Governor’s pension plan unfair to teachers

By Carey Donovan, Special to the BDN
Posted April 03, 2011, at 6:23 p.m.

The Maine State Retirement System functions an alternate to the Social Security system. With the exception of 16 state retirement systems, our entire country participates in the Social Security system. Under this system, the employee has 6.25 percent (4.2 percent this year as part of the stimulus plan) of his pay set aside from his paycheck, and the employer also contributes 6.2 percent. If you are self-employed, as my husband is, you pay 13.3 percent of your earnings into the Social Security system.

In Maine, state employees and teachers contribute 7.65 percent of their pay to the Maine State Retirement System. The state contributes 5.5 percent. It seems to me that if the state had been paying 7.65 percent all along, there would be no unfunded liability.

Gov. Paul LePage proposes to drop the state’s contribution to 3.5 percent. This is both an abdication of a responsibility that belongs to every employer and a very strange way of fixing a problem of unfunded liability.

There may be a perception that teachers have very generous benefits and can afford to give a little for the benefit of all. Here are some facts about teacher retirement.

Right now the average amount that retired teachers in Maine receive is about $19,000. Out of this amount, teachers pay almost $4,000 per year for their individual health insurance plan.

Did you know that most teachers are unable to collect any Social Security benefit, even if they have earned it or would normally be entitled to a spousal benefit? The Government Offset Provision and Windfall Elimination Provision eliminates or drastically reduces this benefit for all state retirees. For retired teachers, the state retirement system is all they have.

Under the current system, the increase in a teacher’s retirement benefit is capped at 4 percent per year. Each year a determination is made, based on the Consumer Product Index, of what the increase should be, and by law it can never be more than 4 percent.

Gov. LePage’s proposal is to cap the increase at 2 percent. This will make a huge difference for retired teachers and state employees. If people are fortunate enough to enjoy a long life, they may be retired for more than 20 years. With rising prices for food, fuel, gasoline, and medicine, a 2 percent cap over 20 years is going to make our retired teachers and state employees poorer and poorer.

Retired teachers in Maine receive a 45 percent health benefit. Gov. LePage’s proposal is to freeze this benefit at today’s amount and then allow it to increase by only 4 percent per year. Since health insurance costs typically rise by more than 4 percent per year, this will result in further erosion of teacher retirement.

Gov. LePage is proposing to increase the retirement age to 65 and proposing that teachers who retire before age 65 not receive any health benefit until they turn 65. Teaching is a very demanding profession that requires great energy and commitment. Tthe average age for teacher retirement is 59.

Today, a teacher who retires at 59 permanently loses 18 percent of his retirement benefit (you lose 6 percent per year for the number of years you retire before age 62), but does receive the 45 percent health benefit. Under Gov. LePage’s plan, this same teacher would lose 36 percent of their retirement benefit (6 percent times 6 years) permanently and would receive no health benefit until age 65.

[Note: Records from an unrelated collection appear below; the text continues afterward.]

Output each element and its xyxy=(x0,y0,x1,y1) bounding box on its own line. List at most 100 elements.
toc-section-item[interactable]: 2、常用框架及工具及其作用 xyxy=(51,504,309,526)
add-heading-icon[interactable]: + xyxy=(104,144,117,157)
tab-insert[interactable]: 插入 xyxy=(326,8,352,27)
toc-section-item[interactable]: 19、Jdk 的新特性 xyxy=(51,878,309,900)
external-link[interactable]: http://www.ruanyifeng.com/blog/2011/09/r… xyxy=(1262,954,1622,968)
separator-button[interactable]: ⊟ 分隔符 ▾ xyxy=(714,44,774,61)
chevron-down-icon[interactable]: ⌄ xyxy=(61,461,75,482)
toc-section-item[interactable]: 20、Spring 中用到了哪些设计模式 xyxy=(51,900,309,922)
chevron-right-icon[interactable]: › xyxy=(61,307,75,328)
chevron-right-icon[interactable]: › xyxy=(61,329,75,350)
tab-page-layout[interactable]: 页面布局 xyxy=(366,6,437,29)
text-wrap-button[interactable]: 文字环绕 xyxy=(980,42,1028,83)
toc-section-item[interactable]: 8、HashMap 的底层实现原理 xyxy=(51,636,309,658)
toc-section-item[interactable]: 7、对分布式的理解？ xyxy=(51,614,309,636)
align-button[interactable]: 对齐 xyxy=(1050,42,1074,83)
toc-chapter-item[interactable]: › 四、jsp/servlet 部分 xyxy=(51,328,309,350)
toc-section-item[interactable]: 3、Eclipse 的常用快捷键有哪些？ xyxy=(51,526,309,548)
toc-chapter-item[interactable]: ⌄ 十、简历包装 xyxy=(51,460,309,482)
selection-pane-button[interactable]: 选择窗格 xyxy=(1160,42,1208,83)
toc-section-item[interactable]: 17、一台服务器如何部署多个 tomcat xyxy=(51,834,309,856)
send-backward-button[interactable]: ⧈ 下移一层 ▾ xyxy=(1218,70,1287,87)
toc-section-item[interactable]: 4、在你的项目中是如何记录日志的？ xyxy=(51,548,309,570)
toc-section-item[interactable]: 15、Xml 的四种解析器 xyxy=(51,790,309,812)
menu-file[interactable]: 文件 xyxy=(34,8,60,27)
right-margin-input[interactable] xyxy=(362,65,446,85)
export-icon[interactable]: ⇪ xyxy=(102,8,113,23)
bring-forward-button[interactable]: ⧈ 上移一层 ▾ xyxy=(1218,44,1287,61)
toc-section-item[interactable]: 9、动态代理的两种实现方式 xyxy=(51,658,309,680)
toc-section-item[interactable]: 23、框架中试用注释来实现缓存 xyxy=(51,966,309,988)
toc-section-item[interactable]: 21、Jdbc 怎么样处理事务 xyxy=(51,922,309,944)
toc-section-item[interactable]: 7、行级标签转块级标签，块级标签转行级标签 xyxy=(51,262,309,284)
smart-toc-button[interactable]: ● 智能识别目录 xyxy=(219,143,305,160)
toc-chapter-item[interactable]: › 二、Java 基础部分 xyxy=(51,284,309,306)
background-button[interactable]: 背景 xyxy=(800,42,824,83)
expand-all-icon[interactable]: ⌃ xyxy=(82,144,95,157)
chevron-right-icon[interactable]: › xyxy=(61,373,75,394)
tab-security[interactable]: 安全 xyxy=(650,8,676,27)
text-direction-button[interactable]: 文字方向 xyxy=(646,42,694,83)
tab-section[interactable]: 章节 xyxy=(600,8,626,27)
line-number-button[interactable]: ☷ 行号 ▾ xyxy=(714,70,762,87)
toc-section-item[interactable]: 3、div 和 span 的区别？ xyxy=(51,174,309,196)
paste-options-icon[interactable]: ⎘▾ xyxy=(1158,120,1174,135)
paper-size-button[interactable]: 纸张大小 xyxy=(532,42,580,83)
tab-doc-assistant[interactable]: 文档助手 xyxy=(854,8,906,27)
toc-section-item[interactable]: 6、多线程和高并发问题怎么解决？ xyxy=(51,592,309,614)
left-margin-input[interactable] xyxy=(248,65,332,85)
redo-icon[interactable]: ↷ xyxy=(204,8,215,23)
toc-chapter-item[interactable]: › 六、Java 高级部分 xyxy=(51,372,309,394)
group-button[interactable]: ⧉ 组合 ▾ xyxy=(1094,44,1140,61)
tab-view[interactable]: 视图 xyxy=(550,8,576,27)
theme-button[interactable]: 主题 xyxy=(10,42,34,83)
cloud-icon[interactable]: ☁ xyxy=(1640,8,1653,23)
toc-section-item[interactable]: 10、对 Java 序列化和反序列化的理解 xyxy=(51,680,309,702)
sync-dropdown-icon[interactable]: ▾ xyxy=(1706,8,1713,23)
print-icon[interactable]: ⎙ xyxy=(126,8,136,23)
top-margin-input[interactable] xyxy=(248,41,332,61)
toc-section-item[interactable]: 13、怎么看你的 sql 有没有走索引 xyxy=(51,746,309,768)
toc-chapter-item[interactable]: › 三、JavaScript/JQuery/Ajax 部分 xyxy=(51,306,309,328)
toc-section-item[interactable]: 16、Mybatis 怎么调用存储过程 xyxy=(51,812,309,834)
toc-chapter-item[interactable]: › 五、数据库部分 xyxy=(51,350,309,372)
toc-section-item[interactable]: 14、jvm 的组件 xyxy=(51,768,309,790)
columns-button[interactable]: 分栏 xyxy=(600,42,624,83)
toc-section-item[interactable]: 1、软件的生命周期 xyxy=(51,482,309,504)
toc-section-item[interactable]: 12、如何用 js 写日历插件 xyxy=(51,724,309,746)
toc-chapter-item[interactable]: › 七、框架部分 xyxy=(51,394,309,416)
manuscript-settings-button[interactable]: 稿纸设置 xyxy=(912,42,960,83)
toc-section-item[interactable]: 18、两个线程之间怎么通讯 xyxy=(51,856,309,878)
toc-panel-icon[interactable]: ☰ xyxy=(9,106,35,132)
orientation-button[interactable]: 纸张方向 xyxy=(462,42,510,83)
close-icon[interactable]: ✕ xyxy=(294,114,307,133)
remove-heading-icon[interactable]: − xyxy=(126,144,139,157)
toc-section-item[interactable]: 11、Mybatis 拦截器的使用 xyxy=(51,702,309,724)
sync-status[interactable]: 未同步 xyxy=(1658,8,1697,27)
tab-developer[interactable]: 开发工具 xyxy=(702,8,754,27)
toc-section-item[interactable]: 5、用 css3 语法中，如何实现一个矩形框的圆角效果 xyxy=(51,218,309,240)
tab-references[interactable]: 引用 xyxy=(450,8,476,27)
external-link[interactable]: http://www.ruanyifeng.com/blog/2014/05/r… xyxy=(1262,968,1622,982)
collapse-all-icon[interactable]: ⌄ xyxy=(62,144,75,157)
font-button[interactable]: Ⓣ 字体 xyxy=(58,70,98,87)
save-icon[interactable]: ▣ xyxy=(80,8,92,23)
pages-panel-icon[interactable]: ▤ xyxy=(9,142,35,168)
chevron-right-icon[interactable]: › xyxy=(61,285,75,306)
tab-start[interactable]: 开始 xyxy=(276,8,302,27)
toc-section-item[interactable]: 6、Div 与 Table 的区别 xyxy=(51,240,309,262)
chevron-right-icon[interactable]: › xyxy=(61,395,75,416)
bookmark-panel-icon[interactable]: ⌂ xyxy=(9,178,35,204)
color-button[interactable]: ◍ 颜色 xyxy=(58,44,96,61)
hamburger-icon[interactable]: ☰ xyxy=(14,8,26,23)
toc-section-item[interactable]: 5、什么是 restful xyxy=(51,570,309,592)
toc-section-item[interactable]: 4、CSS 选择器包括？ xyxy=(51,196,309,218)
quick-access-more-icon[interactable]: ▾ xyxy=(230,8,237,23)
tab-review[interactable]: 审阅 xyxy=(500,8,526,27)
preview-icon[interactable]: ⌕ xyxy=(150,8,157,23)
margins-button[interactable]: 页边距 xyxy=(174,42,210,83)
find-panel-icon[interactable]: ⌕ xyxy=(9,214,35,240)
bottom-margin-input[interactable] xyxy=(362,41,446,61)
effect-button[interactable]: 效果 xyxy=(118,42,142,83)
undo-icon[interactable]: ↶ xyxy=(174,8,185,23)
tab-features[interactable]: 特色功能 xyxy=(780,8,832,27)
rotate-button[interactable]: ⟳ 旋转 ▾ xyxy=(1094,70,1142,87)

The likely result of this proposal would be that many teachers would feel compelled to teach until age 65. This is not good for the individual who wants to retire; it is not good for local school districts who will be paying at the top of the salary scale for several extra years; and it is not good for young people who want to enter the field of education.

I believe that Gov. LePage’s proposals will receive a lot of scrutiny in Augusta and they should. I am hopeful that our state legislators will look at this problem from all angles and come up with a plan that provides for a reasonable retirement benefit, creates solvency in the system and distributes fairly the responsibility of paying for it between employees and the state.

Carey Donovan of Bernard is an elementary school guidance counselor in the Mount Desert Island Regional School System.